İslam iktisadı'nın, öncelikle çağdaş İslâm toplumlarının ihtiyaçlarından hareketle özel bir önemle ele alınması gerekmektedir. Bunun yanında Türkiye iktisat tarihinin en önemli kaynağının İslâm iktisadı olduğunu söylemek yanlış değildir.
Başlangıçta İslâm iktisadı başlıca üç yaklaşımla ele alınmaktaydı: Bunlardan birincisi, kapitalist iktisadın geliştirdiği tahlil aletlerini ve modelleri kullanmaktadır. Bu çalışmalar Islamic economics başlığı altında toplanabilir. İkincisi fıkıh sistematiğine dayanan ve genellikle fıkıh kökenli ilim adamları tarafından yürütülen fıkhu'I-iktisad çalışmalarıdır, Nihayet İslâm iktisat tarihi çalışmaları üçüncü bir dal oluşturmaktadır.
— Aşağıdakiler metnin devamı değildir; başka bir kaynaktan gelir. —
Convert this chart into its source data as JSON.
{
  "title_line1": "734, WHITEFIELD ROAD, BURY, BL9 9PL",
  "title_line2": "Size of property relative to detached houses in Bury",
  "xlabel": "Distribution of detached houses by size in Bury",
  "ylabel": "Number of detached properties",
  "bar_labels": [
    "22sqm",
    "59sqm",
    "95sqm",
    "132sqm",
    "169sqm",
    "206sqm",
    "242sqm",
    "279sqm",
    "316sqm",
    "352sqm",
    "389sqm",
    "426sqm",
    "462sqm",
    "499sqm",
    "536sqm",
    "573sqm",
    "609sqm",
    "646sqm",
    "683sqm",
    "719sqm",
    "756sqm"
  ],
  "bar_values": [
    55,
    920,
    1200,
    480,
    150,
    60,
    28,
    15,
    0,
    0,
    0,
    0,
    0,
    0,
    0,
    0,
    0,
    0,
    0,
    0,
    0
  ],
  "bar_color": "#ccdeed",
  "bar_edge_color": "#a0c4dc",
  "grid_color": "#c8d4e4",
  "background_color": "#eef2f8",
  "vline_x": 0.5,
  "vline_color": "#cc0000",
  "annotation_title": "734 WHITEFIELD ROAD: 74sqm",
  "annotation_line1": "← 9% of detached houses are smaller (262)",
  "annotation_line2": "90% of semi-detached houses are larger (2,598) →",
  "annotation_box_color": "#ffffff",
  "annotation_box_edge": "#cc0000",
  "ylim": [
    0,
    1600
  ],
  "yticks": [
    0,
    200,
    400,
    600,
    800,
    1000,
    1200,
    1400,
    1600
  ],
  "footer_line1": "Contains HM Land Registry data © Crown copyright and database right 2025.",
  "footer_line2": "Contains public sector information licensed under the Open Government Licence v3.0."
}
Günümüzde de bu ayrım büyük ölçüde geçerli olmakla birlikte ilk kaynaklara inebilen fıkıh ve tarihe aşina iktisatçıların arttığını söyleyebiliriz. Özellikle son iki tarz çalışmalar 'İslâm iktisadı'nın aslî hüviyetini tayin edecektir.
İslâm iktisadının ilkeleri, öncelikle Kur'an ve Sünnet gibi iki temel kaynaktan çıkmıştır. 'Kul hakkı'na önem ve öncelik veren bir sistem kurmayı amaçlayan bu ilkeler israfın bertaraf edilmesi, iktisadî ve siyasî bağımsızlığın sağlanması, mülkiyetin yaygınlaştırılması, içtimaî adalet, güvenlik ve refah şeklinde özetlenebilir. Bir yönüyle, İslâm iktisadı, iktisadın 'millîleşmesi' demektir.
İslâm iktisadını iki safha hâlinde ele almak mümkün ve uygundur. Birincisi 'geçiş dönemi İslâm iktisadı', ikincisi ise 'ideal İslâm iktisadı'dır. Bugün İslâm ülkelerinin Batılı kavram ve kurumların hâkimiyeti altında oluşları, böyle bir ayrım yapmayı gerekli kılmaktadır.